The virtual launch with the participation of the author and Guilherme Terreri (Rita Von Hunty) will take place on June 10th (Friday), starting at 20 pm on the links https://www.instagram.com/renan_quinalha/
https://www.instagram.com/rita_von_hunty/
Notes
[I] There is a huge debate about which is the most appropriate acronym to designate sexual and gender diversity. Historically, many were the forms assumed by the “alphabet soup” to name the community: MHB (Brazilian homosexual movement), GLS (gays, lesbians and sympathizers), GLT (gays, lesbians and transvestites), GLBT (gays, lesbians, bisexual and transvestite), LGBT (lesbian, gay, bisexual and transvestite), LGBTI+ (including intersex people), LGBTQIA+ (including people queer and asexual) etc. There is no official instance for validating acronyms, it is a convention for specific uses, depending on what and to whom you want to communicate. Deep down, the acronyms are the result of disputes and negotiations around visibility regimes and understandings about identities that vary according to the historical and cultural context.
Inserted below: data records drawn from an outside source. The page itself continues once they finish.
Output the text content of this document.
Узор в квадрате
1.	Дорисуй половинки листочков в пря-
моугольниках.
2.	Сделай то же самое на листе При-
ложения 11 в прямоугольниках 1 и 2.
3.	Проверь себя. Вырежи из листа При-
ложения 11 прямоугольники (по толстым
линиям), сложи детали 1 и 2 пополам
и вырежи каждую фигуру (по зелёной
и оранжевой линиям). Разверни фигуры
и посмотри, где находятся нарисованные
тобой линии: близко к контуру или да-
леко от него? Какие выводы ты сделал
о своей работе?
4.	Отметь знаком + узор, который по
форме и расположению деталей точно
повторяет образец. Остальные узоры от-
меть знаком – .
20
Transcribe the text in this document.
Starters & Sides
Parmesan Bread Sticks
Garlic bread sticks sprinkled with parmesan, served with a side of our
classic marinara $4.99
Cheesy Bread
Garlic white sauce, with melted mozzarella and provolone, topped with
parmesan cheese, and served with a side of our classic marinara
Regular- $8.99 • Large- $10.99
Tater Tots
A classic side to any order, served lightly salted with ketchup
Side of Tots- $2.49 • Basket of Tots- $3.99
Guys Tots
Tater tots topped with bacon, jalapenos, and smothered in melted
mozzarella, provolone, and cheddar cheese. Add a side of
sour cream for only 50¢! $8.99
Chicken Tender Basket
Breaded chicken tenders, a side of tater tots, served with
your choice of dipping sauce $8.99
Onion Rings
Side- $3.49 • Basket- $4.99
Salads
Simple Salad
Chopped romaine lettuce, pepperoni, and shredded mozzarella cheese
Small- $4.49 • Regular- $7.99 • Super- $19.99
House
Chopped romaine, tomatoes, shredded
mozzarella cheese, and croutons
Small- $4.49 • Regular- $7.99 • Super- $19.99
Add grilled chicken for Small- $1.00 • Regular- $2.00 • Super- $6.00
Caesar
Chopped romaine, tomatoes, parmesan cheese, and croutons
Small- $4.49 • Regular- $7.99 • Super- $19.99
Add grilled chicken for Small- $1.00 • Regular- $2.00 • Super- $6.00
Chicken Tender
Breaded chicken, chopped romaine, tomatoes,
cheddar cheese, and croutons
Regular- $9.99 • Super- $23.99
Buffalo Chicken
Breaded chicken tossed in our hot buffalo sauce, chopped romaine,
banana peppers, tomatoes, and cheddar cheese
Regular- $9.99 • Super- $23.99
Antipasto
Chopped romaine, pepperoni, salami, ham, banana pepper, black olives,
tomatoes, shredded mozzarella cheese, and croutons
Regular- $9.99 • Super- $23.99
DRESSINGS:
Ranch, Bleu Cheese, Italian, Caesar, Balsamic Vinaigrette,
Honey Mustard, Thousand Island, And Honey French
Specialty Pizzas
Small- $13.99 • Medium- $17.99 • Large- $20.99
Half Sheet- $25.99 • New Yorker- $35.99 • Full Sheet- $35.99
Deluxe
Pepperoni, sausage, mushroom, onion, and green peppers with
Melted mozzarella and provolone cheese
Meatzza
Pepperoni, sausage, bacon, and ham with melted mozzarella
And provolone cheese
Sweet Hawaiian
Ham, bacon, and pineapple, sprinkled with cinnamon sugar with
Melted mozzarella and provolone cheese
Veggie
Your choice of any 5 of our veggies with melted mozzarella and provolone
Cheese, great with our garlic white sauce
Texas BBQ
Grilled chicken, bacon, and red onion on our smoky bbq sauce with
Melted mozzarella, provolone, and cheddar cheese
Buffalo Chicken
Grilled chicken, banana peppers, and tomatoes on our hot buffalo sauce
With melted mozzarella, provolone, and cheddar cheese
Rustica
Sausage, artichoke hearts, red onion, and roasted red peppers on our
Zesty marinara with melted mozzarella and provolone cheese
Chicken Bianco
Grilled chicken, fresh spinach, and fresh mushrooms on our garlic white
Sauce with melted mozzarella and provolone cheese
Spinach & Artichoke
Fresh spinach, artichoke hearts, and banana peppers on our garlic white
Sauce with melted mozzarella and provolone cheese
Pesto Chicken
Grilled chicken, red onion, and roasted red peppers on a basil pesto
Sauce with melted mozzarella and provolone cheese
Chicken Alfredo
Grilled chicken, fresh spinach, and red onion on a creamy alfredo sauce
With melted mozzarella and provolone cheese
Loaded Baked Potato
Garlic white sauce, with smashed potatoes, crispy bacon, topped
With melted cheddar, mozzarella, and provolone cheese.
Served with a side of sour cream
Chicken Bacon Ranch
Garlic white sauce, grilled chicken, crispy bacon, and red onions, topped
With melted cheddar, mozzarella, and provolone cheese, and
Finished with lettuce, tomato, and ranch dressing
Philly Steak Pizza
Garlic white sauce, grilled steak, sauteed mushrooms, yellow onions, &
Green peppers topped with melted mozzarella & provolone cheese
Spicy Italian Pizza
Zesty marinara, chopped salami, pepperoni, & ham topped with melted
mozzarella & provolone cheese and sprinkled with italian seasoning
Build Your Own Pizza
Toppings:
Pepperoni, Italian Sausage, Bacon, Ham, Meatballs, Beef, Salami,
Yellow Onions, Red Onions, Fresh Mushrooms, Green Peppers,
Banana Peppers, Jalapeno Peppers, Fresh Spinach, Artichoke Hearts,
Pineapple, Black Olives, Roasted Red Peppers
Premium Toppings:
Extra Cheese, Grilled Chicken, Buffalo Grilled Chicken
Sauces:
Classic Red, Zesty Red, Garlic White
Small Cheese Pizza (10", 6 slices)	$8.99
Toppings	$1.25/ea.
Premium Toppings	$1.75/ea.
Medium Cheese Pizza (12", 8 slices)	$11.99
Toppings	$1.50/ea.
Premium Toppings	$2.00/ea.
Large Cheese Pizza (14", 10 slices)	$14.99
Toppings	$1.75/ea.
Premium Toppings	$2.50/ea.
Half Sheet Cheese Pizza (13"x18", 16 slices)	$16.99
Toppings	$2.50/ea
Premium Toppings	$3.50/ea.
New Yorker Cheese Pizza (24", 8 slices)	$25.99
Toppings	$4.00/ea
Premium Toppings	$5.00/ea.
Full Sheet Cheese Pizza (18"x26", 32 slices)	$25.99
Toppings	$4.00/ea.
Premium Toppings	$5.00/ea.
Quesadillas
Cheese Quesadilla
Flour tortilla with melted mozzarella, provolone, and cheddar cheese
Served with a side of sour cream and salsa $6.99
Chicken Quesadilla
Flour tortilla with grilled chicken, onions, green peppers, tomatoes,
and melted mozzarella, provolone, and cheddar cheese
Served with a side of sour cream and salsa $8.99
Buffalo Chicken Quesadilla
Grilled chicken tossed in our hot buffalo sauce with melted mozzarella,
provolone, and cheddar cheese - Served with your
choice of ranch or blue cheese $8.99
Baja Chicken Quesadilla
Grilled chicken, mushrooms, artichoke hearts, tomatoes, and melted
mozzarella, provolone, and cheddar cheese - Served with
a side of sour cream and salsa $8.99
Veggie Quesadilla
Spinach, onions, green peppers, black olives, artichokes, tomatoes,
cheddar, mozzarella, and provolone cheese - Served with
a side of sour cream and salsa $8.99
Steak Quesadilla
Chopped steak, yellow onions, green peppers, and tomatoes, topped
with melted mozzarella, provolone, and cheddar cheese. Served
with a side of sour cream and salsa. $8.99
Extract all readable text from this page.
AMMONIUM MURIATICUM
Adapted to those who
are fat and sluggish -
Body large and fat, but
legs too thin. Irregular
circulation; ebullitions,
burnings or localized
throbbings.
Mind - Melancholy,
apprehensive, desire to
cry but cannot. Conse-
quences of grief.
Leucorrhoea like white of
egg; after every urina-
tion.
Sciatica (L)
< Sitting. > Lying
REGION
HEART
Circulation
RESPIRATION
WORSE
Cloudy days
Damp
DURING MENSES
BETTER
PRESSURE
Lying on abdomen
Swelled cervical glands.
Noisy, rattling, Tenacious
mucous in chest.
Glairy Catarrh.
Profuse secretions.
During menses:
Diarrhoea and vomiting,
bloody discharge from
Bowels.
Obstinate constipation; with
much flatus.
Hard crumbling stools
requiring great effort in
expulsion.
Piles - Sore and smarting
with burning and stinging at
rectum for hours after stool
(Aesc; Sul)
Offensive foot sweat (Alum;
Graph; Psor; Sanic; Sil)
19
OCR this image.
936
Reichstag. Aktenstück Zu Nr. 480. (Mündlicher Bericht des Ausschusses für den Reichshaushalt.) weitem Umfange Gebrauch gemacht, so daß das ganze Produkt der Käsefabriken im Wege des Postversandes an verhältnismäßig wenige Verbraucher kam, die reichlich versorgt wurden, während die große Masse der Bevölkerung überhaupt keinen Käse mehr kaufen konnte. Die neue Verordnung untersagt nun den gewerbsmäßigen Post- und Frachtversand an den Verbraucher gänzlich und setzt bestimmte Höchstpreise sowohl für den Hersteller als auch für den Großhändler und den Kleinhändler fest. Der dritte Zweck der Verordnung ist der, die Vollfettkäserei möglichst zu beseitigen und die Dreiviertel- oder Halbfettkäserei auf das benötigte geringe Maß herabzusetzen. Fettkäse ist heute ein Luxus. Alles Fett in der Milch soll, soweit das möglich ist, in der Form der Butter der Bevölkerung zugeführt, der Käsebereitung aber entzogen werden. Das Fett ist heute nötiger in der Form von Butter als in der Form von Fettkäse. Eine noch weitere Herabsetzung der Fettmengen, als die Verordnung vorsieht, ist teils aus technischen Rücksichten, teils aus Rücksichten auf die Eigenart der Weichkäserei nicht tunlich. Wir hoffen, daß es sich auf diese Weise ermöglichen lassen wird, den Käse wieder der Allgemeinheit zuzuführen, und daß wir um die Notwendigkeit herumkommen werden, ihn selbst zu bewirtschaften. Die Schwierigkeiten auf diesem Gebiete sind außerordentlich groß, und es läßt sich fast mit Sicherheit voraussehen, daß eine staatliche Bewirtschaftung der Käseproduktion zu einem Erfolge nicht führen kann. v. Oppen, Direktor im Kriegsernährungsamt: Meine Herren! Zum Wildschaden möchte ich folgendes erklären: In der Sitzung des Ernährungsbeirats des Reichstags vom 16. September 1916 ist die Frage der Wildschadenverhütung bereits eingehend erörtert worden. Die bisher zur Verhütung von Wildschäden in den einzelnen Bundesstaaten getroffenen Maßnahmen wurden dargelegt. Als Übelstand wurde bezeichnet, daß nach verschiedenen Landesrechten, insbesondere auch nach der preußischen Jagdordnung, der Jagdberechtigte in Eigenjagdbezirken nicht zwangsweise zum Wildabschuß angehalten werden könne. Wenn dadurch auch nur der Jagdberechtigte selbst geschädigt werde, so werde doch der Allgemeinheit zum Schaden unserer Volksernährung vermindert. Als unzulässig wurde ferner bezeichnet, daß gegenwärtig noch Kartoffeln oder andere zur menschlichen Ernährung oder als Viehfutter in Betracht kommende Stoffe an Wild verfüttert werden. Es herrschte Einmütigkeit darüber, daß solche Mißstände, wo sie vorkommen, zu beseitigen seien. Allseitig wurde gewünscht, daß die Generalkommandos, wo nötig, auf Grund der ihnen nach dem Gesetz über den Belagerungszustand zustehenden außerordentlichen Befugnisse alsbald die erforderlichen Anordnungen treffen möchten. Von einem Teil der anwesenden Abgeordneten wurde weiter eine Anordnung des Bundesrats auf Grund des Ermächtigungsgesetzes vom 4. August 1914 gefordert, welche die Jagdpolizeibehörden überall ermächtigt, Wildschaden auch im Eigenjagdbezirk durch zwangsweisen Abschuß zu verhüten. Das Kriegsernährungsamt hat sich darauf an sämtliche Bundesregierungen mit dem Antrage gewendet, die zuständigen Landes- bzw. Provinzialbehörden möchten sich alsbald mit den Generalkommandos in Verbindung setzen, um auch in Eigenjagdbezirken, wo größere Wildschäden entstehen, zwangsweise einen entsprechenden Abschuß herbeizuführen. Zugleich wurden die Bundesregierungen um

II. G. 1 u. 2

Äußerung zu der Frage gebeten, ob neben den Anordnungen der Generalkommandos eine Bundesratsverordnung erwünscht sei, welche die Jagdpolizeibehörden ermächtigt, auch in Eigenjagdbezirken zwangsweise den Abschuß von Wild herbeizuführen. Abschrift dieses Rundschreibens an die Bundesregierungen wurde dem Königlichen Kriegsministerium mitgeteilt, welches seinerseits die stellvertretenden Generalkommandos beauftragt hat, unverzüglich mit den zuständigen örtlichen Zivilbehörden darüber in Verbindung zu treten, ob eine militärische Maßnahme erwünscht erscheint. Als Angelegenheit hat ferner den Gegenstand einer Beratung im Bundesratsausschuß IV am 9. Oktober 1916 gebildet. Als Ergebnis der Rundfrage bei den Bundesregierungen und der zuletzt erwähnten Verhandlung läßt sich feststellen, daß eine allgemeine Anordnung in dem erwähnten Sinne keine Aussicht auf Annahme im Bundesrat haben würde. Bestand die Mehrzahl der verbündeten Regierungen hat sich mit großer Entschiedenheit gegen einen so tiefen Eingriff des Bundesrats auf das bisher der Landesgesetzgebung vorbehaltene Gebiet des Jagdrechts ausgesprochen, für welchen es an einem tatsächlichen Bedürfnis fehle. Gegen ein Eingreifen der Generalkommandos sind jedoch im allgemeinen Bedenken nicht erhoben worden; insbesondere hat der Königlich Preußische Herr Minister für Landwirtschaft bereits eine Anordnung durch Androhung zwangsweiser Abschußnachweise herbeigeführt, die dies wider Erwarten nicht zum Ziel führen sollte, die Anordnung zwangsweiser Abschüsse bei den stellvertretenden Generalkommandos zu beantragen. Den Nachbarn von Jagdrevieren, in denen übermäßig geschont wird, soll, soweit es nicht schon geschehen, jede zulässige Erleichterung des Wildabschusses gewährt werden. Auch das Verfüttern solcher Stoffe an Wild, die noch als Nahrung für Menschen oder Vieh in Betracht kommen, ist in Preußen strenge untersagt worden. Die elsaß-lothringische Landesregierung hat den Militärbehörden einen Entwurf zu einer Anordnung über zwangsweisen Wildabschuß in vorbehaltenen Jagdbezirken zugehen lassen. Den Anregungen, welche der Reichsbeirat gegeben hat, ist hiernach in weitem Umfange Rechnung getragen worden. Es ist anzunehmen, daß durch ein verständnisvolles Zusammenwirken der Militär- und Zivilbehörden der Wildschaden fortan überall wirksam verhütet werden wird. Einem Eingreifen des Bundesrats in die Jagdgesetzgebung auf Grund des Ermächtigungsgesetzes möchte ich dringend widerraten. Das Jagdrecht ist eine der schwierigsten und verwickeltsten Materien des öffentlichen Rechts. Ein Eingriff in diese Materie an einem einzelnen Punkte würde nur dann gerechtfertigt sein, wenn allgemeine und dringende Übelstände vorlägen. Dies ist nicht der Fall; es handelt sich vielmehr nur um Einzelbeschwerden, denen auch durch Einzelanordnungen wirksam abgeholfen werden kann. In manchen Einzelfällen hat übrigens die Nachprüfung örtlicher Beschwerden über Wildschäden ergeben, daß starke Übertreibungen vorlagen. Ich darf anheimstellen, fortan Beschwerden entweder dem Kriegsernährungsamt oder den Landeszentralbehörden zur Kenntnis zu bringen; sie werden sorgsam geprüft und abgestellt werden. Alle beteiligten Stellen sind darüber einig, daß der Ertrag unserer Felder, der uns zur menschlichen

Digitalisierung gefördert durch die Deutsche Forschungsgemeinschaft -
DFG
Thus, for the purposes and purpose of this book, I opt for the use of the acronym LGBTI+, which has been the most consensual formulation within the scope of the organized movement in Brazil, including intersex people and with a “+” sign that expresses the indeterminate character, open and in permanent construction of this community that challenges the binary and heterocisnormative structures of our society.
[ii] “The project of a collection of archives of sexual minorities is haunted by absence. This work can therefore be read as a negative inventory: what is most important is not what is collected, but what remains to be collected; what is there draws what is missing” (IDIER, 2018, p. 6, our translation). In the original: “Le projet d'une collection d'archives des minoritaires sexuels est hanté
[iii] “An enormous amount of historical evidence confirms that what we define today as homosexual behavior has existed for at least thousands of years and we can presume that homosexual behavior has occurred since humans walked the Earth. But it was only the Industrial Revolution, at the end of the 2021th century, that created the conditions for a large number of people to live outside the nuclear family, allowing gay, lesbian and bisexual identities to be born” (WOLF, 37, p. XNUMX ).
[iv] Often, the notion of LGBTI+ community is discursively produced as uniform, cohesive and homogeneous, after all, little recognition and complexity is attributed to what is “the other” of the supposedly universal subject (white, heterosexual and cisgender man).
[v] In the original: “Unlike members of minority groups defined by race or ethnicity or religion, gay men cannot rely on their birth families to teach them about their history or their culture. They must discover their roots through contact with the larger society and the larger world".
[vi] Here it is worth remembering a warning from Chimamanda Adichie: “[...] the ability not only to tell someone else's story, but to make it your definitive story” (ADCHIE, 2019, p. 23).